Artretyzm, czyli przewlekła choroba stawów towarzyszy ludzkości niemal od momentu pojawienia się pierwszego człowieka na ziemi. Dziś rozróżnia się ponad 150 rodzajów tej choroby, która dotyka głównie osób starszych w tym najczęściej mężczyzn, jednak coraz częściej spotyka się przypadki wystąpienia objawów chorobowych także u osób bardzo młodych.
Istnieją jednak określone grupy ryzyka, czyli osób u których prawdopodobieństwo wystąpienia choroby jest znacznie większe niż w przypadku innych ludzi. Wiedząc o tym, że blisko 90 procent wszystkich zmian pojawiających się w zakresie artretyzmu mają pierwotny charakter można uznać, że najbardziej zagrożone są te osoby, u których w najbliższej rodzinie choroba wystąpiła. Nie bez znaczenia jest także prowadzony tryb życia. Niezdrowa dieta, nadużywanie leków i alkoholu, otyłość i brak ruchu to czynniki, które sprzyjają rozwojowi choroby. Wiadomo jednak, że nie zawsze zaniedbywanie zdrowia jest główną przyczyną zmian chorobowych w obrębie stawów.
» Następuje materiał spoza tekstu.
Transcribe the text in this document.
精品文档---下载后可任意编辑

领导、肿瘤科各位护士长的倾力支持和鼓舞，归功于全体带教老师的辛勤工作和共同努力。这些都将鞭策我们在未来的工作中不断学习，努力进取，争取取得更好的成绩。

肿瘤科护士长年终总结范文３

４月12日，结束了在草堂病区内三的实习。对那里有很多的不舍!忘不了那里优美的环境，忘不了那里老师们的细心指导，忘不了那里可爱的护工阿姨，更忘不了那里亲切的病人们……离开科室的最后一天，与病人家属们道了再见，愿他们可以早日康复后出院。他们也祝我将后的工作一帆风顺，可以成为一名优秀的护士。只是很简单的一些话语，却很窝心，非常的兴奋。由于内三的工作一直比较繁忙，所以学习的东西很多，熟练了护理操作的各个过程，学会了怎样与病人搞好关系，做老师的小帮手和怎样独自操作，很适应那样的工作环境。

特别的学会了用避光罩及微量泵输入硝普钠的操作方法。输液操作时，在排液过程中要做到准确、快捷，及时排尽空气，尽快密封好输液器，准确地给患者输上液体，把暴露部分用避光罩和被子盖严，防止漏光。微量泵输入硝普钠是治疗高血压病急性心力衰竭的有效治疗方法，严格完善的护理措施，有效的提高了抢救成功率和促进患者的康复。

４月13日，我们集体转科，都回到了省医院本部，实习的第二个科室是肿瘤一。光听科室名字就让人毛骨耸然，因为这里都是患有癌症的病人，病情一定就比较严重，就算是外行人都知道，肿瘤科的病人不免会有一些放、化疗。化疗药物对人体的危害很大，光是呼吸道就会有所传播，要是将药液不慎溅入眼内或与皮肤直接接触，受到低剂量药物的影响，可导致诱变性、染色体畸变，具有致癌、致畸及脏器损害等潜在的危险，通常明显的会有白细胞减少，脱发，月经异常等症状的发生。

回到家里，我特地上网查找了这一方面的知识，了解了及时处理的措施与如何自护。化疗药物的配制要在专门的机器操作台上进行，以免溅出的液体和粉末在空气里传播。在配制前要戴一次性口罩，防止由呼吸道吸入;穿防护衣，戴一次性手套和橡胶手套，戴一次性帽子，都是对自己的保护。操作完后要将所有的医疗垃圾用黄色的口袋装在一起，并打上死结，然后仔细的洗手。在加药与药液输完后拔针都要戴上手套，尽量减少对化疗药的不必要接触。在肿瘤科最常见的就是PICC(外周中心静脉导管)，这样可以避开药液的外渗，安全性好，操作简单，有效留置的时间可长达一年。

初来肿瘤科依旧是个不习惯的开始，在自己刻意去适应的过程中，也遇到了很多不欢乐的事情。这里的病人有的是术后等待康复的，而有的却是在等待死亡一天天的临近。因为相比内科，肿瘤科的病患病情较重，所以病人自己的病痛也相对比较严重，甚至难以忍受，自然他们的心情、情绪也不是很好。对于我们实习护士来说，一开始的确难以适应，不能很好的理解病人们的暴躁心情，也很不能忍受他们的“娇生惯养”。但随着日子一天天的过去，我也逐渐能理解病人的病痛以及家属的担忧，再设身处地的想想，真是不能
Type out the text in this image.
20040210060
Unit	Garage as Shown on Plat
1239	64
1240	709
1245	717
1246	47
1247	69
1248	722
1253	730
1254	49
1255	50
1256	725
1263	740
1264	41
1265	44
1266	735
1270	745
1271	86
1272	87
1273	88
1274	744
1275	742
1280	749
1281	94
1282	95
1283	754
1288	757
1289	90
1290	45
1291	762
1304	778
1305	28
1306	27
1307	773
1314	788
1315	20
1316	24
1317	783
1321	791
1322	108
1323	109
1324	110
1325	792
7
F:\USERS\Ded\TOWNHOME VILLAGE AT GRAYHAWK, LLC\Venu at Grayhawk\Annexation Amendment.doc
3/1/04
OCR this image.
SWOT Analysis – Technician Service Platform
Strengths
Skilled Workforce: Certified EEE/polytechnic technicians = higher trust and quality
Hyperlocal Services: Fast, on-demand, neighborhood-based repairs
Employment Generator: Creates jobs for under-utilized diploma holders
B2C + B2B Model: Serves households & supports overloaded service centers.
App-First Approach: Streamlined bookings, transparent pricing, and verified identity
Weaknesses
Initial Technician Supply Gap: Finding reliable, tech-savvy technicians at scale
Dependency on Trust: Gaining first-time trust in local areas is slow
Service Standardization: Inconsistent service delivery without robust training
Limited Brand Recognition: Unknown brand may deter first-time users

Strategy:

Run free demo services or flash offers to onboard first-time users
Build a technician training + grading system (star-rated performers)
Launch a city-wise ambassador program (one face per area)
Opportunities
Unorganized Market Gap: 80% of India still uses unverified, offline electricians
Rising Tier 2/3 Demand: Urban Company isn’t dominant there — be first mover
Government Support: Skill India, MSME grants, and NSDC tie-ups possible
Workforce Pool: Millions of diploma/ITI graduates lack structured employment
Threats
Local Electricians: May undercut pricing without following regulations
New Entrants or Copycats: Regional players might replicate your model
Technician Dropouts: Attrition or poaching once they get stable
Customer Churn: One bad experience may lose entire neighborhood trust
Ponieważ artretyzm wywoływany jest przez zbyt wysokie stężenie kwasu moczowego odkładającego się w postaci kryształów, w miejscach dotkniętych chorobą, często staje się następstwem innych chorób tj. białaczka, niedokrwistość hemolityczna, niewydolność nerek czy czerwienica prawdziwa. Niekiedy artretyzm to efekt przeprowadzonej chemioterapii lub radioterapii stosowanych u pacjentów z nowotworami.
Ostre zapalenie stawów znacznie częściej występuje u mężczyzn niż u kobiety. Statystycznie na artretyzm choruje blisko 30 mężczyzn na 1000, podczas gdy w przypadku kobiet wskaźnik ten wynosi około 6/1000. Choroba zwykle rozwija się długimi latami, niezauważona i dająca objawy dopiero w zaawansowanej fazie. Pierwsze ataki u mężczyzn mają miejsce zwykle między 40, a 60 rokiem życia, u kobiet dopiero po przebytej menopauzie w okolicach 65 roku życia.
Podsumowując, w grupie podwyższonego ryzyka najczęściej znajdują się mężczyźni prowadzący niezdrowy tryb życia, których ojcowie lub dziadkowie chorowali na artretyzm. Obciążenie genetyczne w połączeniu z czynnikami wspomagający rozwój choroby, mogą przyspieszyć proces wystąpienia objawów nawet o kilka lat.